Aujourd’hui, Tempête a repris la garderie. Pour la première fois depuis trois mois, nous n’étions que trois, justement, dans ces murs. Il n’y avait pas de cris, guère de demandes, point de disputes. Notre aînée viendrait bientôt nous poser mille questions, crotterait l’entrée de ses pieds sales et joncherait le sol de mille papiers gribouillés, mais dans cette matinée déjà bien avancée, elle profitait de sa solitude toute neuve en se roulant dans l’herbe au milieu des chiens, dans une vaine tentative d’enseignement par l’exemple.
Tempête me manquait. L’esprit a cette insolence propre, qui lui fait regretter les mots qui naguère le rendaient fou, les petits riens qui incommodent deviennent autant de souvenirs disséminés, les baisers mouillés ont séché et le cœur oublie qu’il fut tellement plein qu’il déborda.

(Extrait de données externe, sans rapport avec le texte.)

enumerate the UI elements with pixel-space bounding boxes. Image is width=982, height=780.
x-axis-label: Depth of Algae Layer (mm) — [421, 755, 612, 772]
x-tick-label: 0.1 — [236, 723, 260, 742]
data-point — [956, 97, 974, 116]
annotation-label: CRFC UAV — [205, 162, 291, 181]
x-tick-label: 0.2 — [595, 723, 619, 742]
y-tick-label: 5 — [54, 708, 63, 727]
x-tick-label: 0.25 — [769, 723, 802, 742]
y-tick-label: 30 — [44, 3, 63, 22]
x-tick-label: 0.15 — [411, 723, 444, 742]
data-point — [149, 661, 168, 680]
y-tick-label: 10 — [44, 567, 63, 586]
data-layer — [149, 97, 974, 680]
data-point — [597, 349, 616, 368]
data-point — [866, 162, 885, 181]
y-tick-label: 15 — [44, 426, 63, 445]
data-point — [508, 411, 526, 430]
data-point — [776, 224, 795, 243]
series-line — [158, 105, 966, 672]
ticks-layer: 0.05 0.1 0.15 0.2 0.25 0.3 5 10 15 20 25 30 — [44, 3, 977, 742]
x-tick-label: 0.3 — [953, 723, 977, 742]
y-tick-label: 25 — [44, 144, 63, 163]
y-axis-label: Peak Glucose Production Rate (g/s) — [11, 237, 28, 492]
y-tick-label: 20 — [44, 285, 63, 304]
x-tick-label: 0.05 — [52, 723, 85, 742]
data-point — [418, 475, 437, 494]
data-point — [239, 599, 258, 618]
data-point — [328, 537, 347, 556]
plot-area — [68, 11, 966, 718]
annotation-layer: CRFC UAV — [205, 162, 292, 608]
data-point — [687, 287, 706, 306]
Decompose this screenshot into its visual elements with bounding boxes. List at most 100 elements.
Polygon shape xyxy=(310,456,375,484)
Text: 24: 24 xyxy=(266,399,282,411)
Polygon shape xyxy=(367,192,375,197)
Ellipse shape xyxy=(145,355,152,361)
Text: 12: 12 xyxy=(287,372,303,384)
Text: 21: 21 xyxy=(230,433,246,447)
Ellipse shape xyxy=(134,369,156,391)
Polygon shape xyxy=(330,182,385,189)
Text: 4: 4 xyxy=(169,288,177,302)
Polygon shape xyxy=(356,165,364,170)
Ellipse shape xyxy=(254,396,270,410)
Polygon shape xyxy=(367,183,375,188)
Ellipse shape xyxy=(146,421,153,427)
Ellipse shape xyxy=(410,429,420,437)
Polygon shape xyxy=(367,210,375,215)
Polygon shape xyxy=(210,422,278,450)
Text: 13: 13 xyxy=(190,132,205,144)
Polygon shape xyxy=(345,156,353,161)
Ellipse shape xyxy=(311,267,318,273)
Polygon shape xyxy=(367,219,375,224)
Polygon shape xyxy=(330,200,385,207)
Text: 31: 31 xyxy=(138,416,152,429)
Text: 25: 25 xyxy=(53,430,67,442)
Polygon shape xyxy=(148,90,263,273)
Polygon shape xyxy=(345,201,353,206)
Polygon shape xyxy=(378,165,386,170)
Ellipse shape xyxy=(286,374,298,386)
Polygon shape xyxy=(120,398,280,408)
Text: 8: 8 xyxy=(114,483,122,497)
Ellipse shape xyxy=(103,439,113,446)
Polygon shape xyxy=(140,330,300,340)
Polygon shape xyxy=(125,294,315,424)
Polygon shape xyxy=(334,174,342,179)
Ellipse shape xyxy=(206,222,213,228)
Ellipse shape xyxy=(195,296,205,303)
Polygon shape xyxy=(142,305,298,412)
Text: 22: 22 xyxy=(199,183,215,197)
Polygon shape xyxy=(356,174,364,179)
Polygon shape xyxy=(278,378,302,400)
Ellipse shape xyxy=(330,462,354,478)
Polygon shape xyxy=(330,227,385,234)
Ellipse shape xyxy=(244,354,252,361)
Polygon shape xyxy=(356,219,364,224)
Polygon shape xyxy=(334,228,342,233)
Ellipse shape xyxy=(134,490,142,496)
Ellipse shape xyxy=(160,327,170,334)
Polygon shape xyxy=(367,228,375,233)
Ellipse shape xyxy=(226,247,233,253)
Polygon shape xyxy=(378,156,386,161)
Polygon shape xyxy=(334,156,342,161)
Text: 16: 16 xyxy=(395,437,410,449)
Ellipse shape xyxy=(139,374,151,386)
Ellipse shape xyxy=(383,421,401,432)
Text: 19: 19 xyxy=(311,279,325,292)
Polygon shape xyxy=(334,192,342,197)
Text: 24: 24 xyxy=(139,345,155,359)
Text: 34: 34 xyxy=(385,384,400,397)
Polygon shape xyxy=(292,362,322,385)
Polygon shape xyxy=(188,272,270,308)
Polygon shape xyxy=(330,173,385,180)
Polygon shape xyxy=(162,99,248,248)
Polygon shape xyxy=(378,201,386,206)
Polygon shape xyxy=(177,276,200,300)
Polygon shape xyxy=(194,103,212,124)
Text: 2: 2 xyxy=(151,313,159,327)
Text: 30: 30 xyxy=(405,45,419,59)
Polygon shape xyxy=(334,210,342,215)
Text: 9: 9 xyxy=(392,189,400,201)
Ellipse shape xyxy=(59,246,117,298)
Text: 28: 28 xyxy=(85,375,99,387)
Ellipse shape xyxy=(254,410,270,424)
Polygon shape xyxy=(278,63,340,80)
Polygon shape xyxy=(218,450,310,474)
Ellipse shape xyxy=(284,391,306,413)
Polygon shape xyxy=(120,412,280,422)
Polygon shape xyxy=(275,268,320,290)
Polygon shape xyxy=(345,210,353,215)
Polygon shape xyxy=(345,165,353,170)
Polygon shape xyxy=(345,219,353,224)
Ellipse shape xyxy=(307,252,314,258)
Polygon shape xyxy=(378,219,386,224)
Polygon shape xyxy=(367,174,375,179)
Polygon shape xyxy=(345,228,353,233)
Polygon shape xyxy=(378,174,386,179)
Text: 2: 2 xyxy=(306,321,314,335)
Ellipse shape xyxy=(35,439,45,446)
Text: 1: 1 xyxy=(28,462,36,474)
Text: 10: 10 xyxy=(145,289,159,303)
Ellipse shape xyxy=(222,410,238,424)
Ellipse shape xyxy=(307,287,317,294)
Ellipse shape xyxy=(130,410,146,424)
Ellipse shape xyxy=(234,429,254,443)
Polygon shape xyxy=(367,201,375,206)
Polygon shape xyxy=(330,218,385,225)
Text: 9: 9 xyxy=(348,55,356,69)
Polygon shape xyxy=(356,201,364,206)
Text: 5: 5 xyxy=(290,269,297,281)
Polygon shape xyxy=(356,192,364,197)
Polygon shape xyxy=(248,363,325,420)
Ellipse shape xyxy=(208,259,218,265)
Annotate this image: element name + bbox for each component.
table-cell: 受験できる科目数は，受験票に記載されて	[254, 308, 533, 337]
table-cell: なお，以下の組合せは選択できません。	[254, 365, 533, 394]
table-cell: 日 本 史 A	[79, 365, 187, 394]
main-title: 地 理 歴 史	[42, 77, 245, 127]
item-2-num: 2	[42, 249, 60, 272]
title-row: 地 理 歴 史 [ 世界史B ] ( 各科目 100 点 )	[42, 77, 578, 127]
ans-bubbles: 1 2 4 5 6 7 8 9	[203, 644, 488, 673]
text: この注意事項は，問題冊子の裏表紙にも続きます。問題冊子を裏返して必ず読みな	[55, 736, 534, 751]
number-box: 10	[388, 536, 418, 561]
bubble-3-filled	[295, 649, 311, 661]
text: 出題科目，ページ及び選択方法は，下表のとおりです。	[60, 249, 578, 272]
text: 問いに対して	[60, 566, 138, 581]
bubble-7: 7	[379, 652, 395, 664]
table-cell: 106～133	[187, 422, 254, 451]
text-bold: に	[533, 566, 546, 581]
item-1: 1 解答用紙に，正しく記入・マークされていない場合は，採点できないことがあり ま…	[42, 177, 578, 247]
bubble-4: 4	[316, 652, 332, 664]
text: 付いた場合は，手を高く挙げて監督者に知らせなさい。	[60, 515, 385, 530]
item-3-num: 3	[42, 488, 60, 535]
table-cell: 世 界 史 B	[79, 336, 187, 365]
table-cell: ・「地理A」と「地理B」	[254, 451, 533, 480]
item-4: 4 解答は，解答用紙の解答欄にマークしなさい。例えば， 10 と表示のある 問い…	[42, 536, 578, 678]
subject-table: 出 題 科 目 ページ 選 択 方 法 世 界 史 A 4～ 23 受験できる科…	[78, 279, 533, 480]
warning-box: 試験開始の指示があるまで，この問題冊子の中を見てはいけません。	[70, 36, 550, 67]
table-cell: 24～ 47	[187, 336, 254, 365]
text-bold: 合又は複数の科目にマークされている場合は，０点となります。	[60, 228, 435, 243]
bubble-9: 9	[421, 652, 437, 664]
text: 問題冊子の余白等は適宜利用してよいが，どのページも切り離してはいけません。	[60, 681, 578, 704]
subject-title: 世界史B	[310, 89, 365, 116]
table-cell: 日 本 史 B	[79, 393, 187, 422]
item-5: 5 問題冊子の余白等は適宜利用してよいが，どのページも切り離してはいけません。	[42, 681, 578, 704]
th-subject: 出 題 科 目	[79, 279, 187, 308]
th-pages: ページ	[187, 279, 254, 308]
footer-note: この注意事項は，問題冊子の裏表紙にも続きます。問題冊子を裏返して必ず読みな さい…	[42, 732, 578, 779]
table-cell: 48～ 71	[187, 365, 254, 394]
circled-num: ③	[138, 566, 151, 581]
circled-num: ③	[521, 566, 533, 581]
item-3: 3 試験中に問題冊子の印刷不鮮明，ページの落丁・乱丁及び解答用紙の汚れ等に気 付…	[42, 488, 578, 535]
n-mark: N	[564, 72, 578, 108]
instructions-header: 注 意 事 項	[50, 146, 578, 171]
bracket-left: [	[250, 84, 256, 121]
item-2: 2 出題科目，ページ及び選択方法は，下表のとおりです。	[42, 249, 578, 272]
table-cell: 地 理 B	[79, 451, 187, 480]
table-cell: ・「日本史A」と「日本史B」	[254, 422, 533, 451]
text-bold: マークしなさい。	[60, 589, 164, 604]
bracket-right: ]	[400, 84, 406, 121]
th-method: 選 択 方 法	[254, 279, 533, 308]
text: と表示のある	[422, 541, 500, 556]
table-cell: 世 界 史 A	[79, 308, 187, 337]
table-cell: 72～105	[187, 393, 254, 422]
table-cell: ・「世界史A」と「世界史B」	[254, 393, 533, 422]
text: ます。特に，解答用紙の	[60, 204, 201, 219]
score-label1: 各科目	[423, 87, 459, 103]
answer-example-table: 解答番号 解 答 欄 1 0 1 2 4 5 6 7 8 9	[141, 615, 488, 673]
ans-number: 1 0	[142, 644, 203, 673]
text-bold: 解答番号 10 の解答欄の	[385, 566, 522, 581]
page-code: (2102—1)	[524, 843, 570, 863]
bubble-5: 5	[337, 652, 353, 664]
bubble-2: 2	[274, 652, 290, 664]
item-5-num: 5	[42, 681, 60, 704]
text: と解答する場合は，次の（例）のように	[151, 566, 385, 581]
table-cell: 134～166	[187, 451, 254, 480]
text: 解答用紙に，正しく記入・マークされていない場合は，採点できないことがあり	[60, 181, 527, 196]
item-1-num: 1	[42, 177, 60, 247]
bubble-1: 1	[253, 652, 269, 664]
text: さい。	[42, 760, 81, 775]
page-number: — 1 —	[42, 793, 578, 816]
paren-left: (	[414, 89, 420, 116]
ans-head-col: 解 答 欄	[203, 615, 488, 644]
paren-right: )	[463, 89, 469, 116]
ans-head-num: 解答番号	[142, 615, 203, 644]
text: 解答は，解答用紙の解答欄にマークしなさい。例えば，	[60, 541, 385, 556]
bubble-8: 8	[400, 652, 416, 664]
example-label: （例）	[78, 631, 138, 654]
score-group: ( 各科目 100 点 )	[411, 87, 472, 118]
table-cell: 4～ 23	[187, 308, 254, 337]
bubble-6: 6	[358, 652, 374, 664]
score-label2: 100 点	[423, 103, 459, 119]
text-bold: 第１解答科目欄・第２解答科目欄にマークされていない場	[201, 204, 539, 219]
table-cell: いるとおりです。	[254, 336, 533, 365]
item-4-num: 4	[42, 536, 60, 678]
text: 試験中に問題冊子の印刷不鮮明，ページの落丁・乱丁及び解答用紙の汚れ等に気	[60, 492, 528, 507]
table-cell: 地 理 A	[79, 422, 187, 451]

C’est une nouvelle page dans cette histoire. Le chapitre qui s’est clos est comme une phrase proustienne : alors que j’arrive à son terme, j’ai oublié jusqu’aux premiers mots. Dans ces premiers silences, je redécouvre la douceur de l’absence, le plaisir d’un chemin qu’on emprunte et de retrouvailles ensoleillées. En espérant que la légèreté dure, que l’été s’installe et l’inquiétude s’étiole, que l’insouciance nous gagne et que les gardes se baissent, lorsque l’ennemi ne sera qu’un point hors de vue, dans un horizon bleu.
-Lexie Swing-
J’ai rencontré deux amies qui ont deux enfants, le plus jeune ayant dans les deux cas l’âge de Tempête. Ils ne retournent pas à la garderie parce que c’est compliqué (famille 1, la gardienne a décidé de ne pas reprendre; famille 2, le petit allait à l’école car ça commence à 4 ans en Ontario). Pour les deux familles avec des profils très différents, c’est mode pétage de plombs. Les petits ne peuvent pas vraiment exprimer la bizarrerie que ça doit être de ne plus aller à la garderie et à la maternelle, et ça en fait des lions en cage à la fin…
Je confirme, elle tournait vraiment en rond à la fin. Ils ont besoin qu’on les intéresse à quelque chose, qu’on prenne du temps, et malheureusement on en manque cruellement. Le plus compliqué était de passer notre temps à lui dire « oui oui tt à l’heure, allez, va jouer »
Les premiers jours du déconfinement ont été un peu comme ça, entre deux eaux. Il m’a fallu un petit temps d’adaptation.
Une nouvelle page s’ouvre et j’espère que nous allons pouvoir, plus que toucher du doigt, retrouver cette innocence Lexie!
Comment ça se passe désormais ?
On trouve de nouvelles marques. Un peu d’école, un peu plus de travail.
Mais le manque de temps calme, juste pour soi, le manque de relations sociales se fait sentir.